Foi uma mudança provocada por questões de mercado, com base no que acontecia no automobilismo na Europa. Eu já tinha corrido na F3 Inglesa e na F3000, e a chance de entrar na F1 dependia de dinheiro – tinha que levar muita grana, patrocínio, para sentar lá. Por outro lado, nos Estados Unidos, muitos pilotos brasileiros que estavam lá correndo na Indy Lights conseguiram subir para a categoria principal – na época, chamada F-Mundial. Meu objetivo principal era a F1, mas, sendo pé no chão, a F-Mundial estava em um ótimo momento.
Antes desta mudança, você chegou a ter qualquer tipo de negociação com alguma equipe da F1?

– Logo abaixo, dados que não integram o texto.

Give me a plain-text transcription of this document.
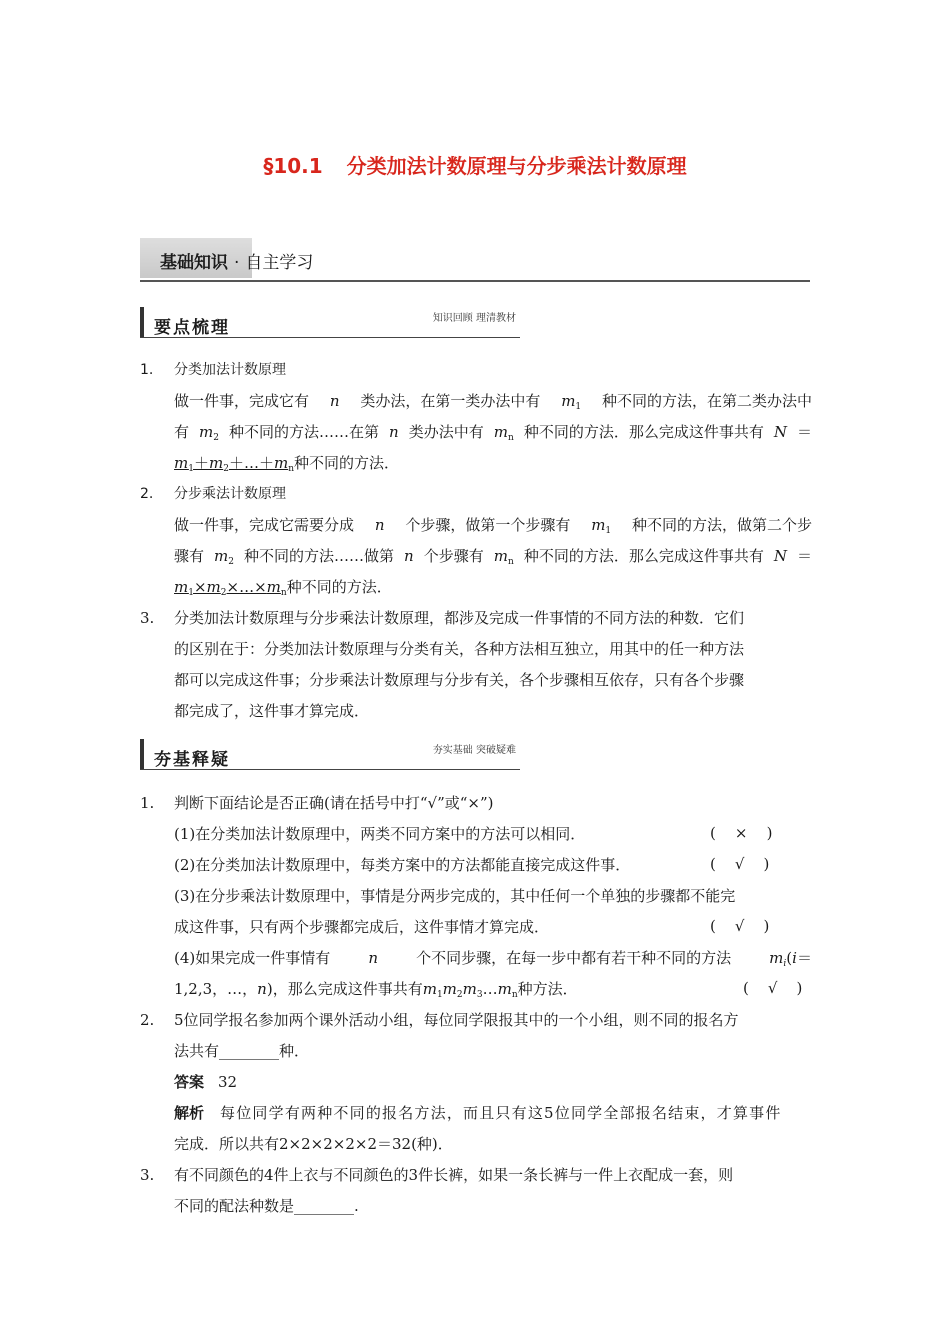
§10.1 分类加法计数原理与分步乘法计数原理
基础知识 · 自主学习
要点梳理	知识回顾 理清教材
1. 分类加法计数原理
做一件事，完成它有 n 类办法，在第一类办法中有 $m_1$ 种不同的方法，在第二类办法中
有 $m_2$ 种不同的方法……在第 n 类办法中有 $m_n$ 种不同的方法．那么完成这件事共有 N ＝
$m_1+m_2+\dots+m_n$种不同的方法．
2. 分步乘法计数原理
做一件事，完成它需要分成 n 个步骤，做第一个步骤有 $m_1$ 种不同的方法，做第二个步
骤有 $m_2$ 种不同的方法……做第 n 个步骤有 $m_n$ 种不同的方法．那么完成这件事共有 N ＝
$m_1\times m_2\times\dots\times m_n$种不同的方法．
3. 分类加法计数原理与分步乘法计数原理，都涉及完成一件事情的不同方法的种数．它们
的区别在于：分类加法计数原理与分类有关，各种方法相互独立，用其中的任一种方法
都可以完成这件事；分步乘法计数原理与分步有关，各个步骤相互依存，只有各个步骤
都完成了，这件事才算完成．
夯基释疑	夯实基础 突破疑难
1. 判断下面结论是否正确(请在括号中打“√”或“×”)
(1)在分类加法计数原理中，两类不同方案中的方法可以相同．	(    ×    )
(2)在分类加法计数原理中，每类方案中的方法都能直接完成这件事．	(    √    )
(3)在分步乘法计数原理中，事情是分两步完成的，其中任何一个单独的步骤都不能完
成这件事，只有两个步骤都完成后，这件事情才算完成．	(    √    )
(4)如果完成一件事情有	n	个不同步骤，在每一步中都有若干种不同的方法	$m_i(i=$
1,2,3，…，n)，那么完成这件事共有$m_1m_2m_3\dots m_n$种方法．	(    √    )
2. 5位同学报名参加两个课外活动小组，每位同学限报其中的一个小组，则不同的报名方
法共有________种．
答案 32
解析 每位同学有两种不同的报名方法，而且只有这5位同学全部报名结束，才算事件
完成．所以共有2×2×2×2×2＝32(种)．
3. 有不同颜色的4件上衣与不同颜色的3件长裤，如果一条长裤与一件上衣配成一套，则
不同的配法种数是________.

Não, porque eu fiz uma temporada de F3000 muito fraca – acho que foi a pior temporada da minha carreira inteira. Consegui um patrocínio no último minuto do segundo tempo, então a equipe que consegui tinha um carro muito ruim, o pior entre aqueles que havia vagas disponíveis. Como foi tudo de última hora, também não tive tempo de treinar, o que era algo necessário para quem vinha da F3. Tudo era muito novo para mim, então o campeonato inteiro foi muito ruim. A equipe não era muito boa, eu não tinha experiência com o carro... Conseguimos juntar todos os ingredientes que podia fazer tudo dar errado. E deu [risos].
Quando você chegou aos Estados Unidos, sentiu um choque de realidade nos aspectos financeiro e esportivo?
É muito diferente. No aspecto financeiro, era muito mais viável do que na Europa. Pelo lado do esporte, o carro da Indy Lights era parecido com o F3000 – era um monoposto de aproximadamente 450 cv, com mesmo tamanho [do F3000], também. Mas, na Indy Lights, de 14 etapas, eram cinco corridas de rua, mais quatro em oval e o resto em pista mista permanente. Eu tinha muita coisa para aprender. Até aquele momento, eu só tinha corrido em pista de rua de F-Ford, em Vitória, e de F3000 em Pau, na França. E só. Consegui um carro legal, um engenheiro legal, o que facilitou essa adaptação.
E quando você se sentiu totalmente à vontade nos Estados Unidos?
O mais difícil de tudo foi me acostumar com circuito oval. Em circuito de rua, por mais difícil que fosse, era mais ou menos parecido com o misto. Mas, em oval, tem a história do vácuo, do carro não anda reto em linha reta... É muito diferente. Mas a equipe, desde do começo da temporada, acumulou muito teste em circuito oval, o que me ajudou.
A primeira corrida do campeonato era em oval e não fui bem – esbarrei na largada e perdi a asa dianteira. Mas, na corrida seguinte neste tipo de pista, que era a terceira do campeonato, ganhei. A equipe ajudou com que eu passasse por este processo de aprendizado mais rapidamente. E, logicamente, a equipe era boa. Se não fosse assim, não adiantaria nada que eu acumulasse quilometragem em treinos.
Quando você foi aos Estados Unidos, pensava que seria algo permanente ou ainda tinha a F1 como objetivo?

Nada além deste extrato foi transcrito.